After
reaching a peak last autumn the US housing market has continued
to slow in an ‘orderly and moderate cooling’,
is the latest assessment from US property finance giant Freddie
Mac.
‘New construction eased in April to 1.85m, the least in
nearly a year and a half. House and condominium sales also remain
below third quarter 2005 levels, and the inventory of unsold
homes has increased to near a six month supply in April, about
20 to 25 per cent above fall’s levels’, it said.
The softening
buyer interest in homes also resulted in a ‘marked
slowing’ in home-value appreciation, from 13.7 per cent
per annum in the third quarter to 8.7 per cent during the first
quarter of 2006, said Freddie Mac.
‘A decline from the records set in 2005 – records
set for single family starts, home sales, and real home value
growth – was inevitable. High levels of home prices and
rising mortgage rates for both adjustable rate and fixed rate
loans have pinched potential buyers’ budgets and reduced
the overall affordability of homeownership. Indeed, during the
first quarter of 2006 the homeownership rate dipped to 68.6 per
cent, the lowest in about two years’.
The firm
predicts ‘a steady decline in home sales over
the next two years’. But it said process will continue
to rise, going up by an anticipated 6.6 per cent annual rate
of inflation in the second quarter, 7.8 per cent for the year
as a whole, and 6.8 per cent in 2007.
Meanwhile
the Harvard Joint Center for Housing Studies’ State
of the Nation's Housing 2006 report said the sector was continuing
to benefit from solid job and household growth, recovering rental
markets, and strong home price appreciation.
Like Freddie
Mac it saw the current slowdown as ‘moderate’.

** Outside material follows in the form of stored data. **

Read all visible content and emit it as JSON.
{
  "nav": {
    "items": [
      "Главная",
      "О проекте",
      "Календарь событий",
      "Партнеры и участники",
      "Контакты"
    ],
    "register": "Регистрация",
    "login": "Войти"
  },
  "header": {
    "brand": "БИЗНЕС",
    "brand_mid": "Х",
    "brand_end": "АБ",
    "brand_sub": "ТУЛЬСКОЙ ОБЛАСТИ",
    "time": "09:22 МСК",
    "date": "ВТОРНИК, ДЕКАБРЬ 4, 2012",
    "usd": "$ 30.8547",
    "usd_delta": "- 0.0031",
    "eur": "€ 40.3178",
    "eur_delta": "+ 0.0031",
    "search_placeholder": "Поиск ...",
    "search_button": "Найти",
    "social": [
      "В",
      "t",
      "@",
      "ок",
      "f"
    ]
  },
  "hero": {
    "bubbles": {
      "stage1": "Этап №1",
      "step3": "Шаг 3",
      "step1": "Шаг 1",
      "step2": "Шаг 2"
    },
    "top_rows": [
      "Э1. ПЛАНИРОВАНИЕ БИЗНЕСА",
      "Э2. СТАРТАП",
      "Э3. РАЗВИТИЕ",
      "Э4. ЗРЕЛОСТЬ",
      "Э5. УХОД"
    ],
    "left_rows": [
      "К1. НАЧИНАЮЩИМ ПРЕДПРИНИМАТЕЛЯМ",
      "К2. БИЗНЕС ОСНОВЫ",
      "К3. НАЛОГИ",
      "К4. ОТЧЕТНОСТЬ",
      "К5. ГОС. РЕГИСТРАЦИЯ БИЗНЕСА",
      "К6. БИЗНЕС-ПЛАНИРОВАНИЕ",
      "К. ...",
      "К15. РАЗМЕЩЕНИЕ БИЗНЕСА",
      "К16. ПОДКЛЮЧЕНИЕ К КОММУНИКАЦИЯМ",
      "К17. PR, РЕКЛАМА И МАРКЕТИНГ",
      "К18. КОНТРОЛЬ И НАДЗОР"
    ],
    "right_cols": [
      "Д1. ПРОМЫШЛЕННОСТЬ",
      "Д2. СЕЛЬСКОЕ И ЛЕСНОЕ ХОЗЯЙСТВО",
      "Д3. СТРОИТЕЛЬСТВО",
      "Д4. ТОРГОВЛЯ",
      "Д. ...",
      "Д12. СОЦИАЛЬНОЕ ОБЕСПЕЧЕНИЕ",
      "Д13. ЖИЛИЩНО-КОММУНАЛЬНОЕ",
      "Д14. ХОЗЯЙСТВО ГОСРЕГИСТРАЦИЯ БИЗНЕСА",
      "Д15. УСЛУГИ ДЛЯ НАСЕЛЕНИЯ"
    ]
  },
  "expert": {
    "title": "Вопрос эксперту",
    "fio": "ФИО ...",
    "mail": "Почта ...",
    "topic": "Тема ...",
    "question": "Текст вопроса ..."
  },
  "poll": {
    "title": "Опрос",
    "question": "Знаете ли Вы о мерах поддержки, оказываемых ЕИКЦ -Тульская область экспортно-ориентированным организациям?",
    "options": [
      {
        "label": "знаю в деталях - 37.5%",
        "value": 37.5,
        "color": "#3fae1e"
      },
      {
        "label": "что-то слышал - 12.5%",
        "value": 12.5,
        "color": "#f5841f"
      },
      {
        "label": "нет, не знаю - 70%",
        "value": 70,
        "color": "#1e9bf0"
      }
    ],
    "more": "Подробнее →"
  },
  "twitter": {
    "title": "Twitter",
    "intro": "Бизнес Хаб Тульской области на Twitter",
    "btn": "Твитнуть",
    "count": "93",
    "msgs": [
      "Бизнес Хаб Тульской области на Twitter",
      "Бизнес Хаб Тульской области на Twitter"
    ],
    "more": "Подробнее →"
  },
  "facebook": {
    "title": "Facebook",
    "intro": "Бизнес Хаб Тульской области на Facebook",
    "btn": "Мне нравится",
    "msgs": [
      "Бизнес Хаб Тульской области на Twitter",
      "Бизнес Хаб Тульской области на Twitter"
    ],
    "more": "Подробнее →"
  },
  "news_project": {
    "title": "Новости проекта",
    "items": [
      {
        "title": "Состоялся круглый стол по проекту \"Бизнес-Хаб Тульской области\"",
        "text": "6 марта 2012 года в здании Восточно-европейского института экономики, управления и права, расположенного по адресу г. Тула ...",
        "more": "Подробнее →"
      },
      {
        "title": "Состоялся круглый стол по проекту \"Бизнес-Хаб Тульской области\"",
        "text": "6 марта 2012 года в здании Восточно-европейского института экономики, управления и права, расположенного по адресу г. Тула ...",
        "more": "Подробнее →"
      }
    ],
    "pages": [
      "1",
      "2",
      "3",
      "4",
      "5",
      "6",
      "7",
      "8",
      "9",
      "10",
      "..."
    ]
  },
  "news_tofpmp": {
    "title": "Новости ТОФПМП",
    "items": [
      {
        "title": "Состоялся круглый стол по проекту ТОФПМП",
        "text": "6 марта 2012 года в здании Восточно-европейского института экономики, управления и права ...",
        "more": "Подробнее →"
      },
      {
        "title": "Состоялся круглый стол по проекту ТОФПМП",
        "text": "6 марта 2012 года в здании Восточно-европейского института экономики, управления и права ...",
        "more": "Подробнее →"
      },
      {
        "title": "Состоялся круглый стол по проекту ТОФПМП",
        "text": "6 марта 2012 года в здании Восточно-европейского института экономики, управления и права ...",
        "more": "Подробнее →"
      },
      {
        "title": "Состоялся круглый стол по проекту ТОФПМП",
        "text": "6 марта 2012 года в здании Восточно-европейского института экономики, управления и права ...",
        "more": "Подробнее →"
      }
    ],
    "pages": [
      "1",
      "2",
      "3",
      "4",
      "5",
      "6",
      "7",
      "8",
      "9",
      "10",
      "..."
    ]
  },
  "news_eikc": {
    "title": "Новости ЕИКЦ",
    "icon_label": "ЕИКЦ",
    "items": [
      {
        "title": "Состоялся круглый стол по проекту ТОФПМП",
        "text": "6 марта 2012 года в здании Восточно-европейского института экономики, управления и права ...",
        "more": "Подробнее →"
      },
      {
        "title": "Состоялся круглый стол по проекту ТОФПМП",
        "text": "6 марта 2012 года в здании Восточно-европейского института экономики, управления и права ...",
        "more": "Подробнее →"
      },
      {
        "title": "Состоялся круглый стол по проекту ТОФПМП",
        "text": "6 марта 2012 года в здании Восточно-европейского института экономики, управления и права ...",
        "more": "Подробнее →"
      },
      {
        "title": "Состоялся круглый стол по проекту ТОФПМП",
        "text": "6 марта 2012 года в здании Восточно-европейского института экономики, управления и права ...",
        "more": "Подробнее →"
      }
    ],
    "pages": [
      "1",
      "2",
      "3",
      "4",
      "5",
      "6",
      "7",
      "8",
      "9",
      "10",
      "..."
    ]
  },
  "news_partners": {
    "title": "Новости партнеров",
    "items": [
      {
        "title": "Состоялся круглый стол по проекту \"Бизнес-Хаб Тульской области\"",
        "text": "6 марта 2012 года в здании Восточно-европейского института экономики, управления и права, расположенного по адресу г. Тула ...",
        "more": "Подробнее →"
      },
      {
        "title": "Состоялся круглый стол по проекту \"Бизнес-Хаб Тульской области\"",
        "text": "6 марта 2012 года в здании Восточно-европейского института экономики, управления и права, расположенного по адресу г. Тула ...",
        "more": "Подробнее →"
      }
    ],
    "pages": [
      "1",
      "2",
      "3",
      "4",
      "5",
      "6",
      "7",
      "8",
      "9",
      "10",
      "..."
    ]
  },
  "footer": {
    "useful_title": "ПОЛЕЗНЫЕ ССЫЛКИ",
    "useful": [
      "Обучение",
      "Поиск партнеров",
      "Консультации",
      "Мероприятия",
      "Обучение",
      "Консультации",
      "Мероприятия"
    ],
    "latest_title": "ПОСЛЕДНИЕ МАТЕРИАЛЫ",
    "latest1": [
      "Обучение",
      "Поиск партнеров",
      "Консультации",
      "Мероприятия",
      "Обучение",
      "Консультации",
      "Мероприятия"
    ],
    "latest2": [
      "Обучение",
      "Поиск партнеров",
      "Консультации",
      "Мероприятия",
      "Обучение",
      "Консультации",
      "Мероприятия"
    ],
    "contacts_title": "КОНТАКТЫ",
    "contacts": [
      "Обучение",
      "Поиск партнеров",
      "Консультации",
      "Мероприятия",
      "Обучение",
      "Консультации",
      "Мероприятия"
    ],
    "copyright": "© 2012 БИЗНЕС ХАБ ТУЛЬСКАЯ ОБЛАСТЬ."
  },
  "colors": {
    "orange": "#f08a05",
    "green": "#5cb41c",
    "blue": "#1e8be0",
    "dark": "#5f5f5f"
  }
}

One reason is the predicted increase in the number of households.
Another is increased affluence. Meanwhile affordable rental
housing was becoming harder to find with a decline of about
13 per cent in cheaper rented accommodation over the 10 years
to 2003.
• New
Zealand house prices rose 12.4 per cent over the year to
May, down
from the 13.1 per cent rate for the year ended April,
the firm Quotable Value has reported.
Its latest
report puts the average price of a New Zealand house at just
over £110,500.
‘The current market trend is showing a flattening of property
values; it is the fourth consecutive month that a decrease in
growth has been reported. Growth is back at the levels reported
in May 2005’, said QV spokesperson Blue Hancock.
‘The most recent market activity suggests there is no
longer the urgent pressure on buyers and prices are stabilising.
This trend is expected to continue throughout the winter months’.